Key Finding: Wing players (LCPs) ran at very high speeds more often and with shorter recovery times than their central counterparts (CCPs). They were also faster overall, reaching higher maximum speeds across various distance bands. For example, wing players averaged about 600 meters of very high-speed running per game, nearly twice the distance covered by central players, who logged around 300 meters.

This information is invaluable for coaches. Training a wing player to reach these high speeds and sustain them under match conditions could significantly impact game outcomes. Conversely, central players benefit more from endurance-focused routines, given their position’s demands for stability and control.

Why Speed Matters: Building the Competitive Edge

Speed in soccer isn’t just about running fast—it’s about when, how, and for how long a player can sustain that intensity. For LCPs, speed equals opportunity. When a player can sprint into open space on the wing, it creates scoring chances, drawing defenders and opening pathways for teammates. However, maintaining such speed requires stamina, skillful recovery, and intentional training.

The study showed that wing players also excelled in short, explosive runs—most VHSR efforts were between 10 and 20 meters, with minimal recovery. These repeated bursts allow wing players to drive the ball forward, pull defenders out of position, or rapidly switch between offense and defense. Meanwhile, central players held the fort, using their endurance to regulate play and support all areas of the field.

Story Spotlight: Think of legendary players renowned for their speed and agility on the wing—like Megan Rapinoe or Tobin Heath. Their knack for sudden bursts allows them to capitalize on even brief lapses in the opposing defense. This study helps explain the science behind such movement patterns, proving that top-tier players not only need speed but also endurance to sustain repeated high-speed runs.

Training for Very High-Speed Running

Armed with these insights, coaches can design better training sessions that reflect real-game demands. If you’re a coach, think about a few training tweaks:

  • For Wing Players (LCPs): Work on interval sprints to build speed endurance. Set drills where they sprint 10–20 meters with minimal rest, simulating game-like conditions. Since these players require peak speed in shorter bursts, focus on agility exercises and short sprints, preparing them to pivot or reverse directions quickly.
  • For Central Players (CCPs): Implement endurance drills that emphasize consistent movement with longer recovery times. Use intervals that require moderate-speed runs followed by rest, mimicking their steadier, more regulated game pace. Practicing short sprints with recovery breaks also prepares them for occasional high-speed situations without exhausting their energy reserves.

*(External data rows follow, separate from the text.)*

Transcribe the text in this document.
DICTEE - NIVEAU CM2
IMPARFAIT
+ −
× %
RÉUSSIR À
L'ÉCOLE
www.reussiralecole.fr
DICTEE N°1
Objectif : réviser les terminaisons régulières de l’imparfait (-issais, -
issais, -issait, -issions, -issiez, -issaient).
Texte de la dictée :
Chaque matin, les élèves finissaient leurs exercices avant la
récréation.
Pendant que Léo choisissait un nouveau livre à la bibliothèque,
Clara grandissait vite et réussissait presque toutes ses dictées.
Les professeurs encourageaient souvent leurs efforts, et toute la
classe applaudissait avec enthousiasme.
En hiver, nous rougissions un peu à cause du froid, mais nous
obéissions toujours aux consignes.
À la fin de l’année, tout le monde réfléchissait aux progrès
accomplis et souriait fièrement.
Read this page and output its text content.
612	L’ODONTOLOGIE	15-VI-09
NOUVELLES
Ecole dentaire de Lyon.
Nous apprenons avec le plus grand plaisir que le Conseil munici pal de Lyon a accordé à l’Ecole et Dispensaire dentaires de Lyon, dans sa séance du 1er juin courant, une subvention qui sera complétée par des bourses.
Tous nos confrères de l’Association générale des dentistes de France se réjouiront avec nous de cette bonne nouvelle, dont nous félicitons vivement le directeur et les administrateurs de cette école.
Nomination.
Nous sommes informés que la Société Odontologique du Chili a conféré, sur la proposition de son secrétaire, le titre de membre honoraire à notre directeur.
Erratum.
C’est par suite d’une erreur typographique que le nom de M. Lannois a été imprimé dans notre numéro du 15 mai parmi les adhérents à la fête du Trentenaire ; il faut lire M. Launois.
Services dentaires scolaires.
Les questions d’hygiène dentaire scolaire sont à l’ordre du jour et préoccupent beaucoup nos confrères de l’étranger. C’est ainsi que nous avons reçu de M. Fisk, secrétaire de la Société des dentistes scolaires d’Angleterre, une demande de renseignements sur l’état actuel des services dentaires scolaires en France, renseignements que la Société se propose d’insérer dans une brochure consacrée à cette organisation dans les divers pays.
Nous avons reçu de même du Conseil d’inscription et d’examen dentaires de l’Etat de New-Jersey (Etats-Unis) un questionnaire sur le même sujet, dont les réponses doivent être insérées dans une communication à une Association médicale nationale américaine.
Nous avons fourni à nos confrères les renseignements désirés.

Incorporating these training methods could mean the difference between a player who lags after their first few sprints and one who dominates the field throughout the game.

The Science Behind Recovery Times

Recovery time is critical, as it allows players to recharge between high-speed efforts. This study found that central players had longer recovery times—averaging about five minutes between high-speed bursts. Meanwhile, wing players often had only three minutes to rest before their next sprint. This difference emphasizes how each player must balance exertion and recovery to stay effective throughout the match.

Building stamina is crucial for central players to endure fewer but longer bursts. In contrast, wing players benefit from exercises that help them recover quickly and get back into the game. Coaches can implement specific cooldown techniques and hydration strategies tailored to each position’s needs, ensuring players can handle the speed requirements unique to their roles.

Real-World Applications for Coaches and Players

The implications of this research extend beyond training. Knowing the physical demands of each position allows coaches to make strategic substitutions, manage player rotations, and even modify playstyles to exploit opponent weaknesses. If a team lacks fast wing players, they might focus on controlling the center and limiting the number of wide sprints required. Alternatively, if a team has a speedy winger, they could set up counterattacks that play to that strength, catching opponents off guard.